The generalized Dobinski formula gives

$\displaystyle RT_n^{inv}(x;y)= e^{x/y} \sum_{k=0}^\infty (-ky)_{\frac{n}{}} \; \frac{(-x/y)^k}{k!} =e^{x/y} \sum_{k=0}^\infty (-1)^n \frac{(ky-1+n)!}{(ky-1)!} \; \frac{(-x/y)^k}{k!} \;$

$\displaystyle = e^{x/y} \sum_{k=0}^\infty \frac{(-ky)!}{(-ky-n)!} \; \frac{(-x/y)^k}{k!} = \sum_{k=0}^n \triangle_j^k \; (-jy)_{\frac{n}{}} \frac{(x/y)^k}{k!} \;.$

Then accumulating the coefficients from the above formulas,

$\displaystyle T_{n,k}^{-1}(y) = \sum_{j=0}^n S1_{n,j} (-y)^{j-k} \; S2_{j,k} =\frac{y^{-k}}{k!} \; \triangle_j^k \; (-jy)_{\frac{n}{}} = (-1)^n \frac{y^{-k}}{k!} \; \triangle_j^k \; (jy)_{\frac{}{n}} \; ,$

with the matrix rep

$\displaystyle T^{-1}(y)= S1 \; M(y) \; S2 \; M^{-1}(y) \; ,$

and

$\displaystyle T_{n,k}(y) = \sum_{j=0}^n S1_{n,j} (-y)^{n-j} \; S2_{j,k} = \frac{(-1)^k}{k!} \; (-y)^n \; \triangle_j^k \; (-j/y)_{\frac{n}{}} = \frac{(-1)^k}{k!} \; y^n \; \triangle_j^k \; (j/y)_{\frac{}{n}} \;,$

with the matrix rep

$\displaystyle T(y) = M(y)\; S1 \; M^{-1}(y)\; S2 \; .$

An equivalent method using the generalized differential shift op

A way to represent umbral substitution is with the generalized shift operators, which, for me, provide some intuition for the simple Euler transformations and the Newton series interpolation as well.

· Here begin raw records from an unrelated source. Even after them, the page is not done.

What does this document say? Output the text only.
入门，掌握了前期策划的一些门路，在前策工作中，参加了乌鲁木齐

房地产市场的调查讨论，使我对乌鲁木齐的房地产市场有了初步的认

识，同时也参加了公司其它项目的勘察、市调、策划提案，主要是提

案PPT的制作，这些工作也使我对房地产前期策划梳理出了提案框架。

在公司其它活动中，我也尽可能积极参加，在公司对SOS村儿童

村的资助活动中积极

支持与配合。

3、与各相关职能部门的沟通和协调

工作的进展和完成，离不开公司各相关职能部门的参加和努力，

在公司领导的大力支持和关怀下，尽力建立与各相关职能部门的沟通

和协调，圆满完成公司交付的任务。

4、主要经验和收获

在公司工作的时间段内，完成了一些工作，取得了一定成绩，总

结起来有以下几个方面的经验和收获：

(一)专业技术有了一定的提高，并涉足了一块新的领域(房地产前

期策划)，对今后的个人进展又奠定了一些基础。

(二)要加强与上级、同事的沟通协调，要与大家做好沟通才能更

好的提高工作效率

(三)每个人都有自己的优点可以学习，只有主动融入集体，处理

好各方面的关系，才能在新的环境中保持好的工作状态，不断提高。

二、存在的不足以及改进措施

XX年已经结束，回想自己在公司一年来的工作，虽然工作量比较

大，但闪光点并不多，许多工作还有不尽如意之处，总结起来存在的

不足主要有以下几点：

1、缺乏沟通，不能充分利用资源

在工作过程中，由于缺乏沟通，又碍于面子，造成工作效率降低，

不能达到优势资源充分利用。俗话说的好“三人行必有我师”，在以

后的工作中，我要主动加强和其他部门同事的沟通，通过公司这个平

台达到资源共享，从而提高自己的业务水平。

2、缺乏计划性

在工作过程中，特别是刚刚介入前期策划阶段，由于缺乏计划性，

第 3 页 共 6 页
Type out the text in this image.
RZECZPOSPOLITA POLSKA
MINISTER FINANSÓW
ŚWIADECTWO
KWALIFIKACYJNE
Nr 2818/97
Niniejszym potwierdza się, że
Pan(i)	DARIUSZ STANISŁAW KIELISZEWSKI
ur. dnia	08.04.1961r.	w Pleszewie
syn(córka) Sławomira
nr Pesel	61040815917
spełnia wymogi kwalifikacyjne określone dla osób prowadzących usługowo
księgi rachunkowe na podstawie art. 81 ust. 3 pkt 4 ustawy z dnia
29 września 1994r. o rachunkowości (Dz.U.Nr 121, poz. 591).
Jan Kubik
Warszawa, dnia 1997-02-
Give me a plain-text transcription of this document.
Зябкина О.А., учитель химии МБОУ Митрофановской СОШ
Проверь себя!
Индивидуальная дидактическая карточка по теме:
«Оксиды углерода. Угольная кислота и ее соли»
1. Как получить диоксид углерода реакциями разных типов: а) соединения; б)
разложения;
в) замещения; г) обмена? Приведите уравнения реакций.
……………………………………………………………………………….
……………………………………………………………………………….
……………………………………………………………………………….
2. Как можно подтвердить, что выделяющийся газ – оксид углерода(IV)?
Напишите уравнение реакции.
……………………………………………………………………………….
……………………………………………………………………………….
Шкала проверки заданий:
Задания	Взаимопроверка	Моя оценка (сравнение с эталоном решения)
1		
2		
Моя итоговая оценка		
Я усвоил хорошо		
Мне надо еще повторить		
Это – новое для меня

Consider the action of the diff op on the integer power basis:

$\displaystyle (x^{1++y}D)^n x^m = x^{ny} \; (-y)^n (-m/y)_{\frac{n}{}} \; x^m \; ,$

so

$\displaystyle (x^{1++y}D)^n = x^{ny} \; (-y)^n \; \sum_{k \ge 0} (-k/y)_{\frac{n}{}} \; \frac{x^k D^k_{x=0}}{k!} = x^{ny} \; (-y)^n \; e^{a.\; :xD_{x=0}:}$

acting on functions analytic at the origin.

Then formally

$\displaystyle e^{a.\; :xD_{x=0}:} \; f(x) = f(a.x) = f(x-(1-a.)x) = e^{-(1-a.):xD_x:} \; f(x) = \sum_{k \ge 0} (-1)^k \triangle_j^k \; a_j \; \frac{x^k D_x^k}{k!} \; f(x).$

For the diff op we are investigating, $\displaystyle (a.)^k = a_k$ is a polynomial in $\displaystyle k$ of degree $\displaystyle n$; therefore, the finite differences higher than that degree vanish, and the last infinite series is truncated to a polynomial in the op basis. That polynomial op may act on functions analytic at $\displaystyle x$ other than the origin, such as $x^s$, which generates a Newton series interpolating the coefficients $a_k$. Acting on $\displaystyle e^x$ generates the Euler transformation used above.

Summarizing,

$\displaystyle (x^{1++y}D)^n = x^{ny} \; (-y)^n \; \sum_{k \ge 0} (-k/y)_{\frac{n}{}} \; \frac{x^k D^k_{x=0}}{k!} = x^{ny} \; (-y)^n \; \sum_{k=0}^n (-1)^k \triangle_j^k \; (-j/y)_{\frac{n}{}} \; \frac{x^k D_x^k}{k!} \; .$

Related stuff:

Joni, Rota, and Sagan in From Sets to Functions: Three Elementary Examples have combinatorial derivations for some of these identities.